The appellant then argued that the Secretary of State is “not going to enforce the use restrictions in the way that the plaintiff claims to fear that we’re going to.”
One of the judges hearing the case interrupted at this point to ask the attorney about the “non-binding” nature of this interpretation.
In response, the Assistant Attorney General argued that from a “common sense practical point of view,” PILF’s suggestion that the State would allow them to analyze and publish data in a report focusing on Maine but not in a report focusing primarily on another state doesn’t make “smart common sense.”
The attorney then admitted that the statute under consideration “could have been worded better” to more effectively express its intended purpose.
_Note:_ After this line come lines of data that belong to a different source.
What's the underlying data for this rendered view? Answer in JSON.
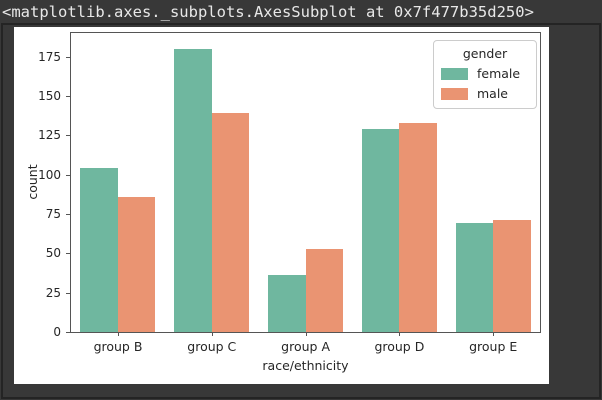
{
  "header": {
    "repr_text": "<matplotlib.axes._subplots.AxesSubplot at 0x7f477b35d250>"
  },
  "chart_data": {
    "type": "bar",
    "title": "",
    "categories": [
      "group B",
      "group C",
      "group A",
      "group D",
      "group E"
    ],
    "series": [
      {
        "name": "female",
        "color": "#6fb79f",
        "values": [
          104,
          180,
          36,
          129,
          69
        ]
      },
      {
        "name": "male",
        "color": "#ea9472",
        "values": [
          86,
          139,
          53,
          133,
          71
        ]
      }
    ],
    "xlabel": "race/ethnicity",
    "ylabel": "count",
    "ylim": [
      0,
      190
    ],
    "yticks": [
      0,
      25,
      50,
      75,
      100,
      125,
      150,
      175
    ],
    "grid": false,
    "legend": {
      "title": "gender",
      "position": "upper right"
    },
    "bar_group_width": 0.8
  },
  "colors": {
    "background": "#383838",
    "figure_background": "#ffffff",
    "spine": "#555555",
    "tick_text": "#262626",
    "repr_text": "#e8e8e8",
    "legend_border": "#cccccc"
  }
}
One of the presiding judges then stated that “generally we’re supposed to assume that the legislature means what it says.”
“I appreciate your argument that it wouldn’t be practical for you to do what is being alleged,” the judge said, “but that’s not what we’re really deciding. We’re looking at what the statute would permit someone to do.”
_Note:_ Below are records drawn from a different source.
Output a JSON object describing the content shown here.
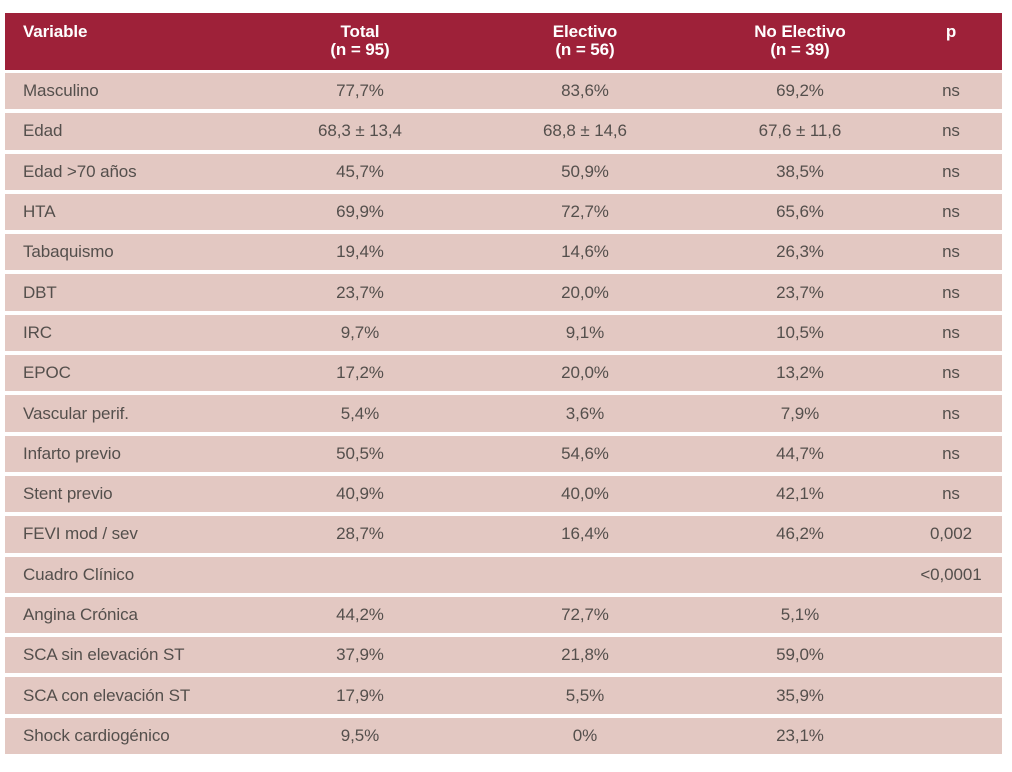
{
  "colors": {
    "header_bg": "#9E2139",
    "row_bg": "#E3C8C2",
    "header_text": "#FFFFFF",
    "body_text": "#544F4C",
    "page_bg": "#FFFFFF"
  },
  "chart_data": {
    "type": "table",
    "title": "",
    "legend_position": "none",
    "grid": "row-stripes-with-white-gaps",
    "columns": [
      {
        "label": "Variable",
        "sublabel": ""
      },
      {
        "label": "Total",
        "sublabel": "(n = 95)"
      },
      {
        "label": "Electivo",
        "sublabel": "(n = 56)"
      },
      {
        "label": "No Electivo",
        "sublabel": "(n = 39)"
      },
      {
        "label": "p",
        "sublabel": ""
      }
    ],
    "rows": [
      [
        "Masculino",
        "77,7%",
        "83,6%",
        "69,2%",
        "ns"
      ],
      [
        "Edad",
        "68,3 ± 13,4",
        "68,8 ± 14,6",
        "67,6 ± 11,6",
        "ns"
      ],
      [
        "Edad >70 años",
        "45,7%",
        "50,9%",
        "38,5%",
        "ns"
      ],
      [
        "HTA",
        "69,9%",
        "72,7%",
        "65,6%",
        "ns"
      ],
      [
        "Tabaquismo",
        "19,4%",
        "14,6%",
        "26,3%",
        "ns"
      ],
      [
        "DBT",
        "23,7%",
        "20,0%",
        "23,7%",
        "ns"
      ],
      [
        "IRC",
        "9,7%",
        "9,1%",
        "10,5%",
        "ns"
      ],
      [
        "EPOC",
        "17,2%",
        "20,0%",
        "13,2%",
        "ns"
      ],
      [
        "Vascular perif.",
        "5,4%",
        "3,6%",
        "7,9%",
        "ns"
      ],
      [
        "Infarto previo",
        "50,5%",
        "54,6%",
        "44,7%",
        "ns"
      ],
      [
        "Stent previo",
        "40,9%",
        "40,0%",
        "42,1%",
        "ns"
      ],
      [
        "FEVI mod / sev",
        "28,7%",
        "16,4%",
        "46,2%",
        "0,002"
      ],
      [
        "Cuadro Clínico",
        "",
        "",
        "",
        "<0,0001"
      ],
      [
        "Angina Crónica",
        "44,2%",
        "72,7%",
        "5,1%",
        ""
      ],
      [
        "SCA sin elevación ST",
        "37,9%",
        "21,8%",
        "59,0%",
        ""
      ],
      [
        "SCA con elevación ST",
        "17,9%",
        "5,5%",
        "35,9%",
        ""
      ],
      [
        "Shock cardiogénico",
        "9,5%",
        "0%",
        "23,1%",
        ""
      ]
    ]
  }
}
“My understanding of the law is that when you have a recent statute like we do here — especially that’s been amended, and it has substantial fines — that just statements by state officials that they’re not going to enforce it is not enough to eliminate standing.”
The attorney representing PILF — Noel Johnson — argued before the court that “Congress believed that accurate voter rolls were so vital to the proper functioning of a democracy that it made all records subject to public disclosure when it comes to voter list maintenance and registration.”
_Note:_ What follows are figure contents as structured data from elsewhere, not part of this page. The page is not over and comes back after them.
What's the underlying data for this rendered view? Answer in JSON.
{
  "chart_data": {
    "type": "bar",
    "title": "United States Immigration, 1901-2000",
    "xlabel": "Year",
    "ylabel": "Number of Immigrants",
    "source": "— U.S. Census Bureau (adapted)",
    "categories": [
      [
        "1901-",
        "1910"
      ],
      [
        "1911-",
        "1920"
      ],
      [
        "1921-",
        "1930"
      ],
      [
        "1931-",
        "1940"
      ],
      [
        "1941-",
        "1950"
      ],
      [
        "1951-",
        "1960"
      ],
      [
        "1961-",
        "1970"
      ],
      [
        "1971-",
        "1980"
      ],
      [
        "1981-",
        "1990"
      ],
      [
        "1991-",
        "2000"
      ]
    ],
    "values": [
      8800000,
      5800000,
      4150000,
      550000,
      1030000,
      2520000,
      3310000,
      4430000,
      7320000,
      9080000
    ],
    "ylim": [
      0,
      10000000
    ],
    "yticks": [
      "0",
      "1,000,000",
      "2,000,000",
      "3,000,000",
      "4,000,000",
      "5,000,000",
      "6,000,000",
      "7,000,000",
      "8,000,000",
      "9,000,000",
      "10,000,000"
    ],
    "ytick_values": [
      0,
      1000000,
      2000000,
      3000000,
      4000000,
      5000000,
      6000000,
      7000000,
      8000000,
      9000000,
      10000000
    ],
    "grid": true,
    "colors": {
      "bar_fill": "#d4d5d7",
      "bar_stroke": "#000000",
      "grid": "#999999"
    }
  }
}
“Maine is thwarting Congress’ objectives, and punishing and silencing its critics,” Johnson stated.
When asked about the State’s argument that enforcement would not, in reality, occur in the way that PILF is suggesting, Johnson said that “this is not a complex statute.”
“There’s no uncertainty. There’s no ambiguity. The Maine Legislature drafted with precision. It chose its words carefully. It said the state. There’s only one state that matters here — It’s Maine,” Johnson said. “And when it comes to enforcement, council mentioned that it is common sense to assume they would not enforce a statute that they’ve promised not to enforce. I think it’s common sense to read the statute to mean what it says.”
The attorney further pointed out that the State has shifted in its interpretation of this language throughout the course of litigation, lending further credence to PILF’s concerns that their word regarding interpretation is not iron clad.
In answering a judge’s question concerning the possibility of exposure of voters’ private information, Johnson responded that “Congress considered and decided that issue when it wrote in the statute that all records related to list maintenance are public.”
With regards to malicious uses of voter data — including voter intimidation — PILF’s attorney argued that it “comes down to what is the purpose of the action.”
Johnson then suggested that the State has an obligation to provide information when requested for a non-malicious purpose and then pursue enforcement of voter intimidation laws after the fact if necessary.
According to their attorney, PILF is “not challenging their ability to prohibit voter intimidation” by challenging the legality of the statute.
A representative of the United States government also appeared today to speak as a “friend of the court” or amicus. During his remarks, the attorney provided some technical interpretation of the relevant federal statutes.
The government representative also offered some remarks concerning the potential of redacting portions of the record, suggesting that full birth dates may be eligible for redaction, as well as certain pieces of information for specific categories of individuals when noted elsewhere in federal law or as determined by state courts.
It is not yet clear how — and when — the First Circuit Court of Appeals will issue a ruling on the case.